In Nicaragua, 82 women have already added their lives to the evidence on this truth. María de Jesús González felt forced to take on the almost certain rock (death by backstreet abortion) in a desperate attempt to avoid the increasingly certain hard place (death by ectopic pregnancy). Her gamble didn't pay off and she died a terrible - and completely avoidable - death anyway. Is this what pro-lifers in Nicaragua were hoping for?

Another argument put forth by the anti-choice lobby is that abortions are, irresponsibly, being used by women as a form of birth control. What options exist for Catholic women where the Church forbids contraception? More importantly, as it take a man to get a woman pregnant, if no contraception is used during sex, isn't it the man who is relying on abortion as a form of birth control? After all, it's the man's sperm that is the catalysing agent. Surely he should be responsible for neutralizing its effects. The placing of responsibility for preventing pregnancy solely on the woman echoes the burden of responsibility placed on women in preventing rape. As Heather Corinna explains, this is ludicrously illogical. The fact that women can help mitigate the outcome should not mean that they ought to take responsibility for said outcome. Moreover, in many instances, men actually undermine women's abilities to use contraception - what options do women have to prevent unwanted pregnancies in this case?

Obviously I am not suggesting that the two scenarios (rape and sex) are inter-changeable; part of the decision to have consensual sex should include some thought to the potential impacts precisely because it is a choice that is actively made. I am merely attempting to highlight how women are made responsible for (hetero)sexuality where men, who are intimately involved, are not.

The pro and anti-choice lobbies need not always be at odds with each other. Women have abortions when their pregnancy is unwanted. Anti-choice campaigners who do not want abortions also, presumably, don't want unwanted pregnancies.

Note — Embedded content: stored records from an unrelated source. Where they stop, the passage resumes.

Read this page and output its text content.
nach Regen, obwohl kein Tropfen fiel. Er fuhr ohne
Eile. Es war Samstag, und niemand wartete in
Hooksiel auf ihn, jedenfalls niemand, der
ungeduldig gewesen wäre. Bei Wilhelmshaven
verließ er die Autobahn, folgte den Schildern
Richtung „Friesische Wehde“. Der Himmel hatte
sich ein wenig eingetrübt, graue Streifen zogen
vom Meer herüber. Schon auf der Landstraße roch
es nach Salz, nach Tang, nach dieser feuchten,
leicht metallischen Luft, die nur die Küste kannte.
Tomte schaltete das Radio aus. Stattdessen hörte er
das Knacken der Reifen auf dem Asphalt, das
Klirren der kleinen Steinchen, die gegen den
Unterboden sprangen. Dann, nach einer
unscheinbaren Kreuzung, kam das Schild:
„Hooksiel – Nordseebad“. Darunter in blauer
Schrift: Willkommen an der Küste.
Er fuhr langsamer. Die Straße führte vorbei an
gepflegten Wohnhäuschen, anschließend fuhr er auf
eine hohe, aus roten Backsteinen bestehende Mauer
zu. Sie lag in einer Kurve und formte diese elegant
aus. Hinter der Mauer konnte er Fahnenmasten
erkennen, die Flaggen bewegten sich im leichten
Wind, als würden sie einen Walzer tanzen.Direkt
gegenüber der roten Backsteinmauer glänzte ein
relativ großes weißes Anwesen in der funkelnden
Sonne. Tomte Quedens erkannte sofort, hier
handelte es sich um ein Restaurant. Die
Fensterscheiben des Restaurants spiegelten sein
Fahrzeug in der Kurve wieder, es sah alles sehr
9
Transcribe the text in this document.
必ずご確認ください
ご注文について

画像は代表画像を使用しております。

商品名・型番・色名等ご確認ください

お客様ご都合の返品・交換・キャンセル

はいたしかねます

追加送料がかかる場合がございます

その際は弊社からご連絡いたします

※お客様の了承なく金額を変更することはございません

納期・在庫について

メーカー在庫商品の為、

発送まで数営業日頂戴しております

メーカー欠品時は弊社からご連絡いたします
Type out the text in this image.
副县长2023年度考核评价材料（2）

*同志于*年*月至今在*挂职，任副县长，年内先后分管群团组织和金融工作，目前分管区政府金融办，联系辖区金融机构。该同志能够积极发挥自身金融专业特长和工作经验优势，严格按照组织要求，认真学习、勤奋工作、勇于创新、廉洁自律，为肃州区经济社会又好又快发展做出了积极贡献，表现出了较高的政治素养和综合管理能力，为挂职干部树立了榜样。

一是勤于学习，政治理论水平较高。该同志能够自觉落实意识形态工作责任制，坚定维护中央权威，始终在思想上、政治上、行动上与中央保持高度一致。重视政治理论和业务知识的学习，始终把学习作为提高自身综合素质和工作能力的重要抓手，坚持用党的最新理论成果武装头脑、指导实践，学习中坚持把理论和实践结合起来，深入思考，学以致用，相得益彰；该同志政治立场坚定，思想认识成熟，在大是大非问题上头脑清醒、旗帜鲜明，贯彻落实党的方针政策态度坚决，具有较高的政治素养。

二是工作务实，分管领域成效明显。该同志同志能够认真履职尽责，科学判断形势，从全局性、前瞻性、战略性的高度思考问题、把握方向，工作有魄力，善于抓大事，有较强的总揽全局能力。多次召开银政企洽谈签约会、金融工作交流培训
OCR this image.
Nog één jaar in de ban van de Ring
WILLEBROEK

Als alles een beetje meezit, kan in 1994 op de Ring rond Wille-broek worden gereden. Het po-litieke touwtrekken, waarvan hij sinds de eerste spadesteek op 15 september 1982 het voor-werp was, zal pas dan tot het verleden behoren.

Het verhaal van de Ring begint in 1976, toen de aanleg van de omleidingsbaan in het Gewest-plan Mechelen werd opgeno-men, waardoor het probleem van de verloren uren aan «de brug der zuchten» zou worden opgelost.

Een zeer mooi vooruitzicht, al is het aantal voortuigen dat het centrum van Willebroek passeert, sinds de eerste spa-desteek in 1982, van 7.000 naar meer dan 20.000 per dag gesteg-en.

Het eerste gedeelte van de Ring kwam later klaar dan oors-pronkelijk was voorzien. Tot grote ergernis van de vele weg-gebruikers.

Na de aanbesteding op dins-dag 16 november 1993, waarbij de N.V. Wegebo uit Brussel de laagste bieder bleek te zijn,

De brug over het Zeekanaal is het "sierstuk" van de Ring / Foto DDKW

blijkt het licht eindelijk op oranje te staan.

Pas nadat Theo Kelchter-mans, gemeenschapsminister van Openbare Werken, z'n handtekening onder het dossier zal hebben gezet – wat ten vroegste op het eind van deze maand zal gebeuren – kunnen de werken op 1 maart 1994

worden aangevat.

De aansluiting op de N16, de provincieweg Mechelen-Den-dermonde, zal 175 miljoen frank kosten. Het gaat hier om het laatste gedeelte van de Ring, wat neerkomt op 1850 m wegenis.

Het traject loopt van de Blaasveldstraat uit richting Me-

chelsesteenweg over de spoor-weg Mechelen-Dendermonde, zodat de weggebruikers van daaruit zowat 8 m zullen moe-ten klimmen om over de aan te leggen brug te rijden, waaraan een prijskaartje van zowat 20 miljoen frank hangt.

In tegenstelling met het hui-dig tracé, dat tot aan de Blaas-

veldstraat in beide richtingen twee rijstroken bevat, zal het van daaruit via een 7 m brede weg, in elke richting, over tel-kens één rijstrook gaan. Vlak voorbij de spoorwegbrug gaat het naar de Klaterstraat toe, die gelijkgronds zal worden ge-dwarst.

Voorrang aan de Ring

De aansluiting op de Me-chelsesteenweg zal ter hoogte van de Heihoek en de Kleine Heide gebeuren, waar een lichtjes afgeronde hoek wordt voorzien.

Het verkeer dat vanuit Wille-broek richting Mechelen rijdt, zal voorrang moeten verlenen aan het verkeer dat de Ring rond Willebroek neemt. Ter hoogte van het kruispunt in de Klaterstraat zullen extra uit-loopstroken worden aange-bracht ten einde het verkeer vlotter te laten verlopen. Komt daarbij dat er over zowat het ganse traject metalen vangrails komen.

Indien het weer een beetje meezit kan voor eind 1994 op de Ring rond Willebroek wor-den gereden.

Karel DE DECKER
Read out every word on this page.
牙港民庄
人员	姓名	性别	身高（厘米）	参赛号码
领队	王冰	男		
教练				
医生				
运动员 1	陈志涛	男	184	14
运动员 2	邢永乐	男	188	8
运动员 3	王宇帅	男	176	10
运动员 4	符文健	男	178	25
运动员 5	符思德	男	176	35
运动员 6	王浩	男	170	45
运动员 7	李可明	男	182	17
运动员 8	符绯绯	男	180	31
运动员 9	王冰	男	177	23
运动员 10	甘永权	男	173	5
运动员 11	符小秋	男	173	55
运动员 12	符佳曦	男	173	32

Why then aren't more anti-choice efforts directed at preventing unwanted pregnancies - the cause - rather than the end product of abortions - the symptom instead of attacking women for:

  • Using contraception (Catholic Church)
  • Not using contraception (instead of dealing with why it wasn't used)
  • Taking back control over their bodies when something they don't want to happen starts happening

Towards this end, may I suggest we bring men back into the picture on sexuality and pregnancy by putting more resources into something they can take responsibility for: the male pill.